Manoucehr Bahmanzadeh, aged 52, and Tom Costelloe, aged 37, were jailed for nine years and five years respectively in July after being found guilty of allowing ecstasy to be dealt in the Union Street nightclub.
During the trial at Plymouth Crown Court, 24 undercover police officers gave evidence anonymously and behind screens, visible only to the judge, the jury and counsel.
The officers impersonated drug-buyers inside the club during Operation Jonamac, which ran between December 2005 and May 2006.
At one stage the trial was halted to allow legal discussion of the use of anonymous undercover officers, following a decision by the House of Lords over an ongoing but unconnected trial.
It was argued by Costelloe’s barrister Alan Newman QC that each officer needed to be re-examined without the benefit of a screen. He claimed Costelloe needed to see if any of the people who had offered him drugs at the club were officers acting as ‘agent provocateurs’. He also insisted they needed to see Costelloe to determine whether any of them ever bought drugs in his presence.
Presiding trial Judge Francis Gilbert rejected the application and, after the jury found the pair guilty, he told the defendants they had allowed the ‘rampant, overt and blatant’ sale of ecstasy at the former theatre.
In late October lawyers for Bahmanzadeh and Costelloe took the case to the Court of Appeal in London, arguing that the use of anonymous police witnesses breached their human rights.
However, following the appeal hearing, which sat before a rarely-convened five-judge court, headed by the Lord Chief Justice, they have been told they will remain in jail.
Dismissing their appeals, the Lord Chief Justice, Lord Judge, said the identities of the anonymous police witnesses were irrelevant to the issues the jury had to decide.
Their evidence, he said, had been extensively tested by defence lawyers, but their individual credibility had never been challenged.

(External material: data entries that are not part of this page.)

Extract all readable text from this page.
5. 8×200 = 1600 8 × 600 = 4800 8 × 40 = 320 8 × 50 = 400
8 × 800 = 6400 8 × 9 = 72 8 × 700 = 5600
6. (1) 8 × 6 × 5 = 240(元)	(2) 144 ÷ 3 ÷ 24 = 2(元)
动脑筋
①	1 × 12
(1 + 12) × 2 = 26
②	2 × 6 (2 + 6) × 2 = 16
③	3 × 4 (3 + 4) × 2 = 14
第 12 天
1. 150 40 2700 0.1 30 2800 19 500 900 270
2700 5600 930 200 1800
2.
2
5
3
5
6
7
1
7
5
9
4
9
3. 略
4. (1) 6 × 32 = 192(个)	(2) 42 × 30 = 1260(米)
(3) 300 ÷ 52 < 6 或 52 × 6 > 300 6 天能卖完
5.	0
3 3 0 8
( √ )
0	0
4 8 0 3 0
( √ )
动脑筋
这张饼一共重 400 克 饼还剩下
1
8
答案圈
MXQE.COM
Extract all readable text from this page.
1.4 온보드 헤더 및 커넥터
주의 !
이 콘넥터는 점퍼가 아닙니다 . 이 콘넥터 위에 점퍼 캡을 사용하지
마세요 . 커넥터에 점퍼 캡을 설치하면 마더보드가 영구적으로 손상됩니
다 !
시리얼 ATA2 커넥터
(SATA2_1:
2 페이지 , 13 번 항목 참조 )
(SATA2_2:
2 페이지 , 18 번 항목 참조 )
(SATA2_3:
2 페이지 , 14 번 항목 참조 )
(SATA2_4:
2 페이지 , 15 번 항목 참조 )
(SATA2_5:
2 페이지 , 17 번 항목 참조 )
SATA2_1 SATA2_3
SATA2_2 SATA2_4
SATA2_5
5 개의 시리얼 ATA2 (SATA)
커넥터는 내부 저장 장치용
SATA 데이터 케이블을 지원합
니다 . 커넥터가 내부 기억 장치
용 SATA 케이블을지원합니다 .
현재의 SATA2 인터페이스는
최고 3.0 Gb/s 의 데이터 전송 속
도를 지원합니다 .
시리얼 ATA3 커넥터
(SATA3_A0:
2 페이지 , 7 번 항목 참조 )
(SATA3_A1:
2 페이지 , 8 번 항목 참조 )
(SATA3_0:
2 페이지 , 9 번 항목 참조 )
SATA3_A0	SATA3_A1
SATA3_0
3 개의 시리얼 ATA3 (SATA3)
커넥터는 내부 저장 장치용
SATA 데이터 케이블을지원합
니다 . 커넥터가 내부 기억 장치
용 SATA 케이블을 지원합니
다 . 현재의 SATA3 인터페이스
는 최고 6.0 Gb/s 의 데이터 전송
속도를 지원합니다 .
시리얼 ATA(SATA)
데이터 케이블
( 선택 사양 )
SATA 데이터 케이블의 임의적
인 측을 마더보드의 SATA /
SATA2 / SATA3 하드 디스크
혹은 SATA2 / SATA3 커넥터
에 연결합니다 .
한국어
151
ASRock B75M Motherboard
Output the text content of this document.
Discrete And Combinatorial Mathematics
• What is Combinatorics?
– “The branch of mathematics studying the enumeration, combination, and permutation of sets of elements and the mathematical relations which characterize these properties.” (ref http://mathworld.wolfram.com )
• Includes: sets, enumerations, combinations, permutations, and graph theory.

Keeping their identities a secret, the judge added, had been ‘necessary to prevent real harm to the public interest’.
In addition, he said there was ‘ample evidence from witnesses other than the undercover officers from which the jury could infer that the offence was proved against these appellants’.
Lord Judge went on to explain that Bahmanzadeh and Costelloe – described by their own barristers as ordinary individuals with no connections to the criminal fraternity – did not pose a risk to the officers, but were more likely to be targeted by criminals who wanted to know the identities of undercover police officers.
“It would not have been sensible to have depended on the understanding of these appellants of the principles of confidentiality to secure the safety of the officers,” he said.
He said the two jailed men ‘were enabled properly and fully to test the evidence of the anonymous witnesses to strengthen their own cases or to undermine the case for the prosecution.’
He called Judge Gilbert’s order ‘sound and realistic’ and deemed the convictions safe before dismissing the appeal.
Lead investigator Det Insp Dave Huggett said he was happy with the outcome of the appeal.
“I would like to reiterate that this is not about the fact that they did all they could [to prevent dealing in the club], because the fact is they did nothing”, he said.
“Nothing changed from when we went in at the beginning of the undercover operation to the day we executed the warrant. They didn’t update their staff; they didn’t put in place our recommendations to tackle the problem.
“They were complicit in what went on there. They didn’t want it to stop because it was about getting people in through the doors. They may not have been dealing themselves, but their gain was the people coming in.”